France

Mer Méditerranée : Marseille veut l’interdiction des « scrubbers », ces filtres de navire pas si écolos

La ville de Marseille a décidé de s’attaquer à un « angle mort de la lutte contre la pollution maritime » : les « scrubbers », ces filtres placés dans les cheminées des navires pour « laver » les fumées issues de la combustion du carburant à l’eau de mer. Et ainsi réduire, comme la réglementation l’impose d’ici 2025 en Méditerranée, les émissions atmosphériques d’oxydes de soufre.

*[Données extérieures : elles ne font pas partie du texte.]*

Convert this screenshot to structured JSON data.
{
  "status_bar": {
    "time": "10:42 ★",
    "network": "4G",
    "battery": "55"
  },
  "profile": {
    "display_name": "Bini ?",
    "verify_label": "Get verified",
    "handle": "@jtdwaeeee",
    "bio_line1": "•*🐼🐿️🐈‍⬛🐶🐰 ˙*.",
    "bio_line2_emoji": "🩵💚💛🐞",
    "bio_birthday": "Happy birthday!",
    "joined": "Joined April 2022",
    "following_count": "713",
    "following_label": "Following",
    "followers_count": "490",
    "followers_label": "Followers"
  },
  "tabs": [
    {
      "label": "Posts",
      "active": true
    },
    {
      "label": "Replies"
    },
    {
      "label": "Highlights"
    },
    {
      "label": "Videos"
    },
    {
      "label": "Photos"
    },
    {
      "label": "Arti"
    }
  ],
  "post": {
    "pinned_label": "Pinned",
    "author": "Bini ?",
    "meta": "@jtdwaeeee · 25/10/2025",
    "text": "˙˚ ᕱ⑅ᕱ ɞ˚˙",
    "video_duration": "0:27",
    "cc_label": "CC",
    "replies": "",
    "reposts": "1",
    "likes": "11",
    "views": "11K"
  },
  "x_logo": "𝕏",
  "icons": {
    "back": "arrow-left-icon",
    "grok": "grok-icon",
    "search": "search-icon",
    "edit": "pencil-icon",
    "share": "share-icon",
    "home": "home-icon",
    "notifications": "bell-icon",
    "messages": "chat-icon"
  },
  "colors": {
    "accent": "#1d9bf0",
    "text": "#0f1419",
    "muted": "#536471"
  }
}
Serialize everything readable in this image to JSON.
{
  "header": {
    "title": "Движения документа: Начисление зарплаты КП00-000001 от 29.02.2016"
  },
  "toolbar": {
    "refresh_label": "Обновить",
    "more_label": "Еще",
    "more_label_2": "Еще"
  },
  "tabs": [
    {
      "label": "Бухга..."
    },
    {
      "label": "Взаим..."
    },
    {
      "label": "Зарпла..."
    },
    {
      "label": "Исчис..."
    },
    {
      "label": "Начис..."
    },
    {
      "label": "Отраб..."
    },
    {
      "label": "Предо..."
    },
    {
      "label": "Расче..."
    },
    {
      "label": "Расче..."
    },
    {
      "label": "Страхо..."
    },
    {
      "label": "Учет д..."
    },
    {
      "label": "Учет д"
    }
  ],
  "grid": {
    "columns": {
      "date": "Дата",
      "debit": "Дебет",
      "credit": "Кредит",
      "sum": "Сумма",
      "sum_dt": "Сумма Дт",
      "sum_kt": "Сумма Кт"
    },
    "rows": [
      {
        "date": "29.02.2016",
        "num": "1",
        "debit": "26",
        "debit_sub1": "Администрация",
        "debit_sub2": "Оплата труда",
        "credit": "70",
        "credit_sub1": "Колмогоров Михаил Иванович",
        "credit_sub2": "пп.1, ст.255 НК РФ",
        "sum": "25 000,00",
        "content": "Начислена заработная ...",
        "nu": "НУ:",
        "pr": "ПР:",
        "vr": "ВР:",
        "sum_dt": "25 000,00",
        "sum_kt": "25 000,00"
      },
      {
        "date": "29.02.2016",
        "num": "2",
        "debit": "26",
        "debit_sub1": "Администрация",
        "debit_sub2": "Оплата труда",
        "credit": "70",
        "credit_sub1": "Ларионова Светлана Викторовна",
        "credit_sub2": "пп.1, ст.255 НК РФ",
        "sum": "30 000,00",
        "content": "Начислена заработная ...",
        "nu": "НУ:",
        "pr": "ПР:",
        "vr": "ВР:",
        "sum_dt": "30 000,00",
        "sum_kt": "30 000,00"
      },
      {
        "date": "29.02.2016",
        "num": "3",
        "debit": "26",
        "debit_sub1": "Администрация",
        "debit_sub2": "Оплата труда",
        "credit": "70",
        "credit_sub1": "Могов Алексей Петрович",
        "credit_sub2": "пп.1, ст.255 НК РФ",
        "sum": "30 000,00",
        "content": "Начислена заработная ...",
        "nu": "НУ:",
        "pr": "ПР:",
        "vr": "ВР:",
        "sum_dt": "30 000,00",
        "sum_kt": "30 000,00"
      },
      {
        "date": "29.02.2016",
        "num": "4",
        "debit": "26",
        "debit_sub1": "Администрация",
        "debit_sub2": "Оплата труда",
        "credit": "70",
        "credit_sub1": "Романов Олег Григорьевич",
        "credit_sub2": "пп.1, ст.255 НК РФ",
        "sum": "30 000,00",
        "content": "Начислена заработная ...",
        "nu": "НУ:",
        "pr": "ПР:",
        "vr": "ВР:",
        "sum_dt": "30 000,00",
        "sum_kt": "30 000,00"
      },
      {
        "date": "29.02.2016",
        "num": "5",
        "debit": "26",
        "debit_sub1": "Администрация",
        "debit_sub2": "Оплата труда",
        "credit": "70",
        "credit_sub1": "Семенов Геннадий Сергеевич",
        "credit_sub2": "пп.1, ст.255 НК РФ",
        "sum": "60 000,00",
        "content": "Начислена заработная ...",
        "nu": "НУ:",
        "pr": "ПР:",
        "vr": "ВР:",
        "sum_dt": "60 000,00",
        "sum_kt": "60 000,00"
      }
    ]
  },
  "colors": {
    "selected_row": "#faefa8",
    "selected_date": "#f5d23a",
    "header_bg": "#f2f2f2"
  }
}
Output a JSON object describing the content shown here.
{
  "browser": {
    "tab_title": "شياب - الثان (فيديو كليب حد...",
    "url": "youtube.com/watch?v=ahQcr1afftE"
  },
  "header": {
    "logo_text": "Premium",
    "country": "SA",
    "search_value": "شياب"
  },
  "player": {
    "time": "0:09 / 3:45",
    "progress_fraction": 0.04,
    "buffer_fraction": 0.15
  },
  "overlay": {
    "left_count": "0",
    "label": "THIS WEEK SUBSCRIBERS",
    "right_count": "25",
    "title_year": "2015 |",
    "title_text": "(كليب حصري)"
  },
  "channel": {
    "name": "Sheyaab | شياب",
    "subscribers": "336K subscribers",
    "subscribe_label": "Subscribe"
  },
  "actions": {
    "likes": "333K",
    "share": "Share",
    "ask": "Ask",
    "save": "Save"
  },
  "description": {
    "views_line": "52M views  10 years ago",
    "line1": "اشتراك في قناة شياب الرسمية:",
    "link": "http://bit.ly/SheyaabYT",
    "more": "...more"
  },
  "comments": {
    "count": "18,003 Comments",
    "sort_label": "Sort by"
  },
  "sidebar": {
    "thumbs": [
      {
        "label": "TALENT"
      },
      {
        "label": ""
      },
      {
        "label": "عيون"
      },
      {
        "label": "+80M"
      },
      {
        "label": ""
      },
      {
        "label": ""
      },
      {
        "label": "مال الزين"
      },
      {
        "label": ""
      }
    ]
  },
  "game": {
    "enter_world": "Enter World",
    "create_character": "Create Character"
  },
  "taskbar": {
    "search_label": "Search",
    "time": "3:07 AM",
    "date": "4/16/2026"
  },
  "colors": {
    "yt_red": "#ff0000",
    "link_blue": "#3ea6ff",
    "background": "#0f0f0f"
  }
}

Sauf qu’à écouter scientifiques et associations, ces scrubbers dits à boucle ouverte, puisqu’ils rejettent les eaux de lavage en mer, ne font que déplacer une pollution de l’air vers une pollution marine. « Actuellement, les scrubbers sont le nouveau vecteur de la pollution en mer, estime ainsi Jacek Tronczynski, chercheur Ifremer à Nantes, qui a coécrit un rapport sur le sujet. Les rejets en mer sont riches en métaux lourds et contaminants chimiques, qui passent dans le réseau trophique. »

« L’idée est de sensibiliser l’ensemble des maires de Méditerranée sur cette question des scrubbers à circuit ouvert, pour que l’organisation maritime internationale les interdise au plus vite, il y a urgence », a lancé mardi Sébastien Barles, adjoint au maire de Marseille à la transition écologique, qui soutient l’initiative lancée par les associations Zéro Fossile Toulon et Cap au Nord pour alerter sur les dangers du dispositif et réclamer son interdiction pure et simple. « En 2025, va être créée la zone SECA limitant en mer Méditerranée les émissions de soufre à 0,1 % en sortie de cheminée », rappelle Guillaume Picard, du collectif Zéro Fossile Toulon : « Mais au lieu d’utiliser un carburant à 0,1 % de soufre, deux à trois fois plus cher que le fioul lourd, les armateurs détournent la règle et équipent les navires de scrubbers pour balancer tout à la mer. »

« Nous sommes dans les clous »

Selon lui, un fuel lourd polluant coûte 400 euros la tonne, quand du gasoil de meilleure qualité et conforme à la réglementation avoisine les 1.000 euros. Le calcul serait ainsi vite fait, sur le dos de la biodiversité et de l’environnement : « Les rejets en mer tuent instantanément le phytoplancton et viennent acidifier les océans et les mers qui contribuent à réguler le réchauffement climatique », dénonce ainsi Hervé Menchon, adjoint au maire de Marseille en charge de la biodiversité marine. De son côté, Guillaume Picard rapporte les résultats d’une étude scientifique qui a suivi onze navires en Méditerranée équipés de scrubbers : « Ils polluent autant que ce que rejette le fleuve du Rhône en une année. Par navire, ce sont 2.000 à 3.000 tonnes à l’heure de mer polluées qui sont rejetées. »

Président de l’Union maritime et fluviale de Marseille-Fos, Alain Mistre réfute privilégier un argument économique en utilisant un fuel moins cher et filtré. « Equiper d’un scrubber un navire qui fait la liaison avec la Corse coûte près de 10 millions d’euros », fait-il valoir. Selon lui, les « scrubbers » répondent avant toute chose à « un objectif de réduire la pollution de l’air par de l’oxyde de soufre ». « Nous sommes dans les clous », ajoute-t-il, précisant « qu’il faut laisser le temps aux navires de s’équiper de boucles fermées », autrement dit d’un système de récupération des eaux de lavage.

Depuis début janvier, l’Etat interdit le lavage des fumées par l’eau de mer à moins de 3.000 mètres des côtes et en zone portuaire, une dérogation existant toutefois jusqu’en 2025 pour les liaisons régulières, comme Corsica Linea avec la Corse. « Les 3.000 mètres, cela fait 10 à 15 minutes de navigation », temporise Guillaume Picard, relevant la difficulté de contrôler la quantité et la teneur des rejets en mer, à la manière des dégazages. Jacek Tronczynski, pour sa part, convoque cette image : « Un navire, c’est une usine qui fonctionne et se déplace en mer ». « Il existe des alternatives au lavage en mer des fumées, ajoute-t-il. Ce sont les scrubbers en boucle fermée, qui stockent les résidus de lavage à bord au lieu de les rejeter directement en mer. Cela a un coût économique. Il faut des dispositifs de récupération dans les ports et une chaîne de traitement de ces déchets. » En somme, toute une logistique à mettre en place.